Individually, every single component of the show was fantastic. Each member is so insanely musically talented, but the stars of the show from that perspective were unquestionably Captain Kirk Douglas on guitar and Damon “Tuba Gooding Jr.” Bryson on…well, guess. Douglas did a healthy amount of singing in addition to some mighty fine axe work that culminated in a version of Guns ‘n Roses’ “Sweet Child O’ Mine” that garnered some of the night’s biggest applause. Bryson, handling an instrument that’s visually and sonically imposing, performed with unbelievable joy and abandon, dancing across the stage…WITH. A. TUBA. Also worth mentioning, the presence of guests Dice Raw and Bilal (who, just by showing up, made me want a follow-up to Airtight’s Revenge ASAP.)
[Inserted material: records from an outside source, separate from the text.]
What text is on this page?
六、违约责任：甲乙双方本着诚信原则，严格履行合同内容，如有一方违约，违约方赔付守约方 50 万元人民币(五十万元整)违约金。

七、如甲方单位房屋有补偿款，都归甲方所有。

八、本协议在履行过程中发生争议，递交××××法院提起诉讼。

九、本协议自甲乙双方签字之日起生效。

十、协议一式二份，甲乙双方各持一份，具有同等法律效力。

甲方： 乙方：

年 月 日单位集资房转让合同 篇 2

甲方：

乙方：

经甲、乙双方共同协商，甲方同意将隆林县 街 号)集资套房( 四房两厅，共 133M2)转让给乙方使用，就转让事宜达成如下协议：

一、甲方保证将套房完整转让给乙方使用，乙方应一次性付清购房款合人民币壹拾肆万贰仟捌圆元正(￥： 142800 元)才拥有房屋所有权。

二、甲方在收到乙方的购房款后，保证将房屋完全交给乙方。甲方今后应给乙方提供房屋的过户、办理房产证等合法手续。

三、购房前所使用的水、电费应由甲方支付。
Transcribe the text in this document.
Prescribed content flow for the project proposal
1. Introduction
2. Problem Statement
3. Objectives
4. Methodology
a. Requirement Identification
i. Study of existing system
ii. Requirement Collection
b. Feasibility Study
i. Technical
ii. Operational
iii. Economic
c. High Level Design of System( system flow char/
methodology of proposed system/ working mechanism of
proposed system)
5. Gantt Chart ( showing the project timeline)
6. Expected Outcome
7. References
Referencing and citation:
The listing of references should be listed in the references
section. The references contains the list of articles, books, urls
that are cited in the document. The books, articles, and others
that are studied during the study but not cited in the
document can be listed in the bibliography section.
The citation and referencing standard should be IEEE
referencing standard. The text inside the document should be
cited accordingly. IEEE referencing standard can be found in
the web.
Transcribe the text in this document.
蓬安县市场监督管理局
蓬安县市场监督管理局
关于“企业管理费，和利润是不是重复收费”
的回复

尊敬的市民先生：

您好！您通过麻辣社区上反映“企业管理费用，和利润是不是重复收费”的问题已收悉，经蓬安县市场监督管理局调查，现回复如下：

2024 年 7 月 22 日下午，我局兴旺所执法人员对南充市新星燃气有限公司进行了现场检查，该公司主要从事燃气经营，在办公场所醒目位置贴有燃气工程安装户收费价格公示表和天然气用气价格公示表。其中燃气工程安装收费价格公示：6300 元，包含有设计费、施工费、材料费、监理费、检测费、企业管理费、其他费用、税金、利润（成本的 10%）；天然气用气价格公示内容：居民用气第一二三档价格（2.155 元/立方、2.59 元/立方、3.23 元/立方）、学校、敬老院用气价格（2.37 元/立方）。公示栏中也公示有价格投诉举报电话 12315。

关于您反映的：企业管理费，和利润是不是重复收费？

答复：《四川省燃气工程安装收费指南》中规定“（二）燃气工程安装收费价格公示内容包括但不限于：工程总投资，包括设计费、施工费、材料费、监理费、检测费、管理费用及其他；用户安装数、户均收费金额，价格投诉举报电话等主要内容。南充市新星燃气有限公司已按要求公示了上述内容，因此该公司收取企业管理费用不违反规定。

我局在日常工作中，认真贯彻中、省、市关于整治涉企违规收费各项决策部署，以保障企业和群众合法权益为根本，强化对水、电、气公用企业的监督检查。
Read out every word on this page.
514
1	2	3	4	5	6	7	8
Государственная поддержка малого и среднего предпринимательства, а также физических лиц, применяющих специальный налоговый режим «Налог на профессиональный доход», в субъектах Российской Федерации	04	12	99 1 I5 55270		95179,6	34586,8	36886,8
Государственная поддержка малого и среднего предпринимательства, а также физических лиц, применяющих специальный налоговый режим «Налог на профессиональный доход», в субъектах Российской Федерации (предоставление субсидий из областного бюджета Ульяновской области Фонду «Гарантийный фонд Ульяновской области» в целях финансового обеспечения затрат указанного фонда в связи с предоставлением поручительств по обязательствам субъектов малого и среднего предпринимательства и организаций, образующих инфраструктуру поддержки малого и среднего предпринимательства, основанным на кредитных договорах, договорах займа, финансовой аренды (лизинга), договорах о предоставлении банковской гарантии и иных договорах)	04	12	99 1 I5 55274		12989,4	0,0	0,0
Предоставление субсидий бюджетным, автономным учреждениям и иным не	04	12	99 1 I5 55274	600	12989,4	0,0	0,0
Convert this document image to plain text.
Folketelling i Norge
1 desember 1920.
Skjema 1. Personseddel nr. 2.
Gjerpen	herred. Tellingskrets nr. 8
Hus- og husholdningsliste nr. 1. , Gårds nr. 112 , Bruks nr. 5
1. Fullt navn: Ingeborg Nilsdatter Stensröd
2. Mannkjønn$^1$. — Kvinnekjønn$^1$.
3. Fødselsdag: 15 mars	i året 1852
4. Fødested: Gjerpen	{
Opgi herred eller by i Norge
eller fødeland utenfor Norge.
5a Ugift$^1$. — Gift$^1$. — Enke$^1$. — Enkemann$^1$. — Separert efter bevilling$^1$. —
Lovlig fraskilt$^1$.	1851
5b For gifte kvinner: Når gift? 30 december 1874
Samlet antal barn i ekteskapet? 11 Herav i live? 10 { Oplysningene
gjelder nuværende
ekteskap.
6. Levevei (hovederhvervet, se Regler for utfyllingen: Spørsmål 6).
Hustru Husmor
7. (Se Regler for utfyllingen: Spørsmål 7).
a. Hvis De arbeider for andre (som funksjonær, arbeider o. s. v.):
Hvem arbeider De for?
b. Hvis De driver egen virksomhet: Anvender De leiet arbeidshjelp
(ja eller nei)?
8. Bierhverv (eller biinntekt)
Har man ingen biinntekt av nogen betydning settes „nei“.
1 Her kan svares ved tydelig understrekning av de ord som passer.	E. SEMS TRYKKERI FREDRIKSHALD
The set was almost equally balanced between each of their albums-with selections going all the way back to “Proceed.” The tracks from Undun blended seamlessly with their earlier work, and the covers ranged from the aforementioned G’N R song to an equally impressive cover of Gil-Scott Heron’s “The Bottle,” featuring a singing Black Thought-who should maybe join his homeboy Phonte in the singing/rapping double duty game. Shit, I’d buy an R&B album from ‘Riq.
Bottom line-there are not enough superlatives that can describe how good this show was. Not only did the show make me forget the 45 minutes I spent standing in the crowd, looking at my phone and getting salty because the band wasn’t on yet, but the show made me come away with a new appreciation for a band that was already on my favorites list. I’ve seen hundreds of shows in my time-and this was easily Top 10.
I spent my Christmas home in NYC, and while we were eating dinner, my uncle asked me if I thought there would ever be a time when I didn’t have such a strong personal investment in music. I’ve been buying records and following the Billboard charts since I was in first grade, and despite the addition of a healthy dose of cynicism, it burns as strong now as it did back in 1982. Thanks to shows like the one The Roots put on Monday night, that fire is unlikely to dim or be snuffed out anytime soon.